What the Pancreas Does
The pancreas has two separate jobs that happen simultaneously. The bulk of the organ produces digestive enzymes that flow through a duct into the duodenum, where they break down fats, proteins, and carbohydrates from the food leaving your stomach. This is the exocrine function, and it accounts for about 95% of the organ’s tissue.
Scattered throughout the pancreas are tiny clusters of cells called islets that handle the second job: releasing insulin and glucagon directly into your bloodstream to regulate blood sugar. This endocrine function is what fails in type 1 diabetes and becomes impaired in type 2 diabetes. Both functions happen across the entire length of the organ, from head to tail.
Where You Feel Pancreatic Pain
Because the pancreas crosses the upper abdomen, pain from pancreatic problems can show up in several places. Acute pancreatitis typically causes sudden, severe pain in the upper abdomen, often on the upper right side or in the center just below the ribcage. Many people describe it as a deep, boring ache rather than a sharp surface-level pain.

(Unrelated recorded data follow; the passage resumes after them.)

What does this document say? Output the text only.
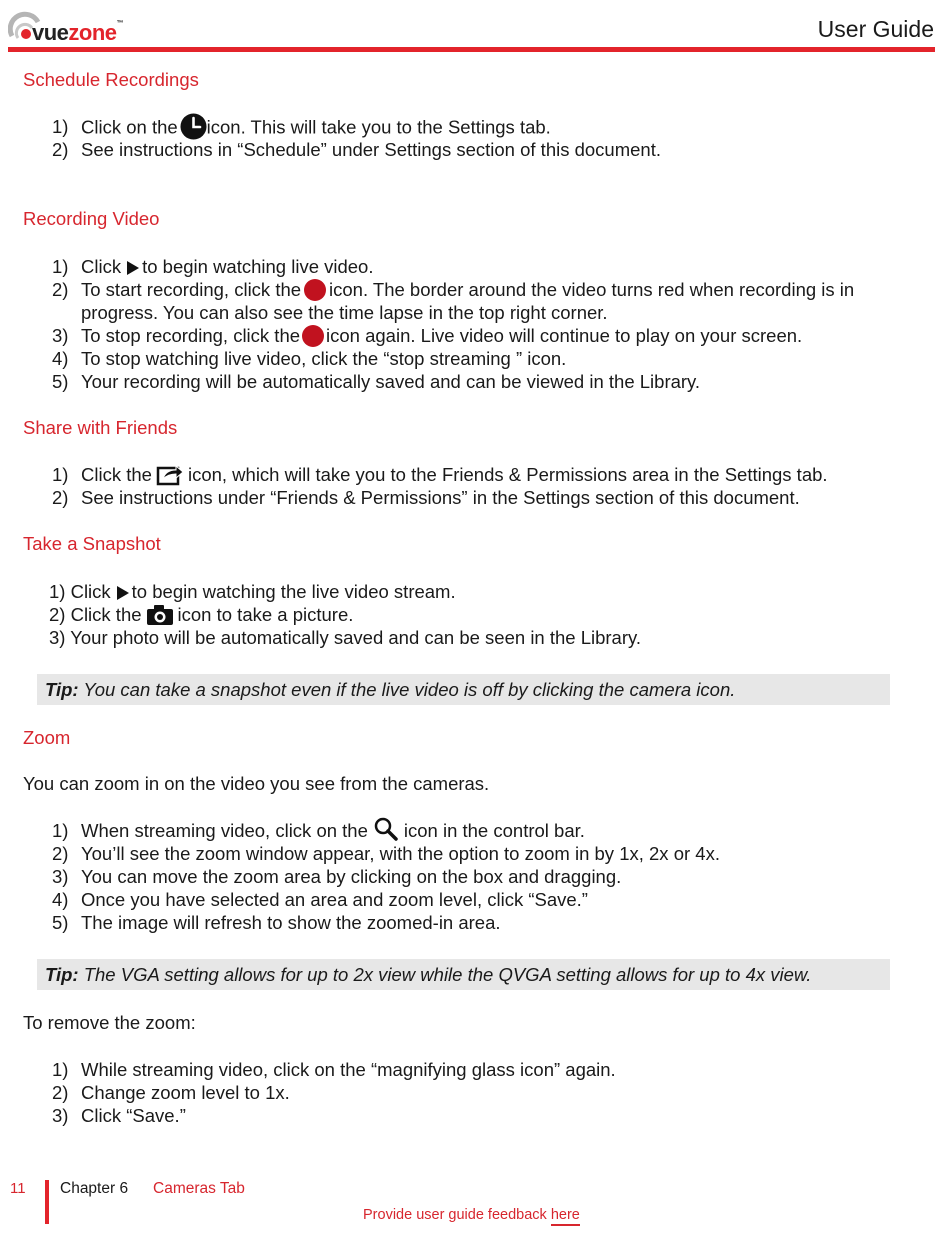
vuezone™	User Guide
Schedule Recordings
1) Click on the icon. This will take you to the Settings tab.
2) See instructions in “Schedule” under Settings section of this document.
Recording Video
1) Click to begin watching live video.
2) To start recording, click the icon. The border around the video turns red when recording is in
progress. You can also see the time lapse in the top right corner.
3) To stop recording, click the icon again. Live video will continue to play on your screen.
4) To stop watching live video, click the “stop streaming ” icon.
5) Your recording will be automatically saved and can be viewed in the Library.
Share with Friends
1) Click the icon, which will take you to the Friends & Permissions area in the Settings tab.
2) See instructions under “Friends & Permissions” in the Settings section of this document.
Take a Snapshot
1) Click to begin watching the live video stream.
2) Click the icon to take a picture.
3) Your photo will be automatically saved and can be seen in the Library.
Tip: You can take a snapshot even if the live video is off by clicking the camera icon.
Zoom
You can zoom in on the video you see from the cameras.
1) When streaming video, click on the icon in the control bar.
2) You’ll see the zoom window appear, with the option to zoom in by 1x, 2x or 4x.
3) You can move the zoom area by clicking on the box and dragging.
4) Once you have selected an area and zoom level, click “Save.”
5) The image will refresh to show the zoomed-in area.
Tip: The VGA setting allows for up to 2x view while the QVGA setting allows for up to 4x view.
To remove the zoom:
1) While streaming video, click on the “magnifying glass icon” again.
2) Change zoom level to 1x.
3) Click “Save.”
11 Chapter 6 Cameras Tab
Provide user guide feedback here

One of the hallmark features of pancreatic pain is radiation to the back, usually between the shoulder blades or in the mid-back. Some people find that leaning forward or curling into a fetal position provides partial relief, while lying flat makes it worse. The pain can also feel like burning or cramping and tends to be poorly localized, meaning it’s hard to point to one exact spot. This vagueness happens because the pancreas sits so deep that pain signals get interpreted broadly by the nervous system rather than mapped to a precise surface location.
In severe pancreatitis, tenderness and guarding are more pronounced in the upper abdomen. About two-thirds of patients develop visible abdominal distention, and bowel sounds often diminish because the surrounding intestines temporarily slow down in response to the inflammation.
Why Location Matters for Symptoms
Where a problem develops within the pancreas affects what symptoms appear first. Issues in the head of the pancreas, which is the most common site for pancreatic tumors, can block the bile duct running through it. This causes jaundice, a yellowing of the skin and eyes, sometimes before any pain develops. Problems in the body or tail sit farther from the bile duct, so they’re less likely to cause jaundice early on and may grow larger before producing noticeable symptoms.
Pancreatitis pain that seems centered on the right side may reflect inflammation concentrated in the head, while left-sided or mid-back pain often points to the body or tail. That said, inflammation tends to spread across the whole organ quickly, so the pain usually becomes generalized within hours. If you’re experiencing persistent upper abdominal pain that radiates to your back, especially after eating or drinking alcohol, that pattern is characteristic enough to warrant evaluation for a pancreatic issue.